Os rendeiros da Herdade da Comporta reafirmaram quinta-feira “apoio total” às propostas apresentadas pela Comissão de Rendeiros e pela Associação de Agricultores do Distrito de Setúbal (AADS) à administração da empresa, para celebração de novos contratos de arrendamento rural.

Sexta, 30/07/2010 - 11:06

“Os agricultores manifestaram apoio total à proposta que apresentámos à administração da Herdade da Comporta, no sentido de celebrar novos contratos de arrendamento rural, por um período de sete anos, e não contratos de campanha, por um período de um a cinco anos, como pretende a empresa”, disse à Lusa Avelino Antunes, da AADS.

“A nossa proposta admite que sejam celebrados contratos de campanha, mas apenas nos casos em que os agricultores estejam, de acordo”, acrescentou Avelino Antunes, no final de uma reunião com agricultores realizada quinta-feira à noite, na junta de freguesia do Carvalhal.

A AADS informou os rendeiros das negociações com a administração da Herdade da Comporta, que tiveram lugar na manhã de quinta-feira, em que reafirmou a exigência de manutenção dos contratos de arrendamento rural, considerados mais vantajosos para os agricultores.

Os agricultores alegam que, entre outras vantagens, os contratos de arrendamento rural dão “mais garantias, mais estabilidade e permitem um acesso mais fácil a linhas de crédito e outras ajudas, ao contrário do que acontece com os contratos de campanha”.

Por outro lado, contestam um novo regulamento interno da Herdade da Comporta, que dizem conter regras muito penalizadoras para os rendeiros e que “só permite a circulação de tractores em estradas de terra batida”.

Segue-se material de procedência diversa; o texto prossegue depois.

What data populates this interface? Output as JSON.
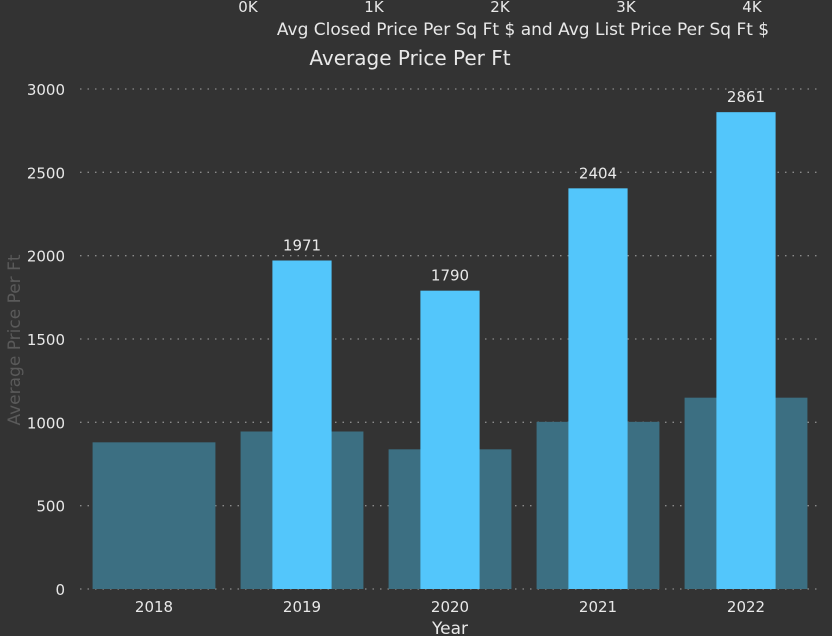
{
  "chart_data": {
    "type": "bar",
    "title": "Average Price Per Ft",
    "subtitle": "Avg Closed Price Per Sq Ft $ and Avg List Price Per Sq Ft $",
    "xlabel": "Year",
    "ylabel": "Average Price Per Ft",
    "categories": [
      "2018",
      "2019",
      "2020",
      "2021",
      "2022"
    ],
    "ylim": [
      0,
      3000
    ],
    "yticks": [
      "0",
      "500",
      "1000",
      "1500",
      "2000",
      "2500",
      "3000"
    ],
    "secondary_axis": {
      "position": "top",
      "range": [
        0,
        4000
      ],
      "ticks": [
        "0K",
        "1K",
        "2K",
        "3K",
        "4K"
      ]
    },
    "grid": true,
    "series": [
      {
        "role": "background-wide",
        "values": [
          880,
          945,
          838,
          1003,
          1148
        ],
        "color": "#3c6f82"
      },
      {
        "role": "foreground-narrow",
        "values": [
          null,
          1971,
          1790,
          2404,
          2861
        ],
        "data_labels": [
          "",
          "1971",
          "1790",
          "2404",
          "2861"
        ],
        "color": "#53c6fb"
      }
    ]
  },
  "colors": {
    "background": "#333333",
    "grid": "#8a8a8a",
    "text": "#e8e8e8"
  }
}
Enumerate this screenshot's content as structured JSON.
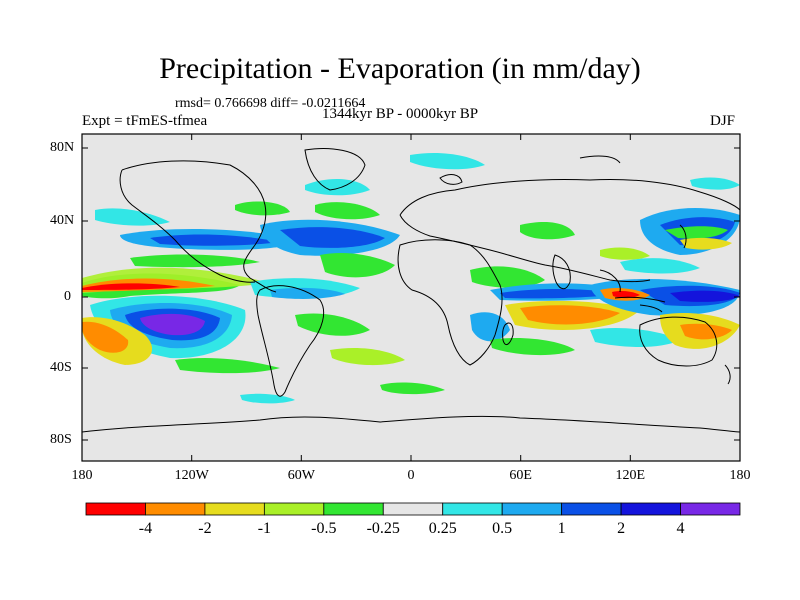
{
  "figure": {
    "title": "Precipitation - Evaporation (in mm/day)",
    "stats": "rmsd= 0.766698 diff= -0.0211664",
    "period": "1344kyr BP - 0000kyr BP",
    "experiment": "Expt = tFmES-tfmea",
    "season": "DJF"
  },
  "axes": {
    "y_ticks": [
      "80N",
      "40N",
      "0",
      "40S",
      "80S"
    ],
    "x_ticks": [
      "180",
      "120W",
      "60W",
      "0",
      "60E",
      "120E",
      "180"
    ]
  },
  "colorbar": {
    "labels": [
      "-4",
      "-2",
      "-1",
      "-0.5",
      "-0.25",
      "0.25",
      "0.5",
      "1",
      "2",
      "4"
    ],
    "colors": [
      "#ff0000",
      "#ff8c00",
      "#e6dc1e",
      "#aaf028",
      "#32e632",
      "#e6e6e6",
      "#32e6e6",
      "#1eaaf0",
      "#0a50e6",
      "#1414dc",
      "#7828e6"
    ]
  },
  "map": {
    "background_color": "#e6e6e6",
    "lon_range": [
      -180,
      180
    ],
    "lat_range": [
      -90,
      90
    ]
  }
}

A administração da Herdade da Comporta denunciou os contratos de arrendamento rural com centenas de rendeiros e pretende substitui-los por contratos de campanha, de um a cinco anos, mas a AADS ainda espera que esta proposta seja reconsiderada.

“Vamos aguardar pela resposta da administração, que nos foi prometida para a primeira semana de Setembro”, disse Avelino Antunes, reconhecendo, no entanto, que a “nova Lei do Arrendamento Rural, que liberalizou as rendas, veio favorecer os grandes proprietários, como é o caso da Herdade da Comporta”

“É uma lei que, em nossa opinião, viola a Constituição da República e que parece ter sido feita por encomenda”, disse o dirigente da Associação de Agricultores do Distrito de Setúbal.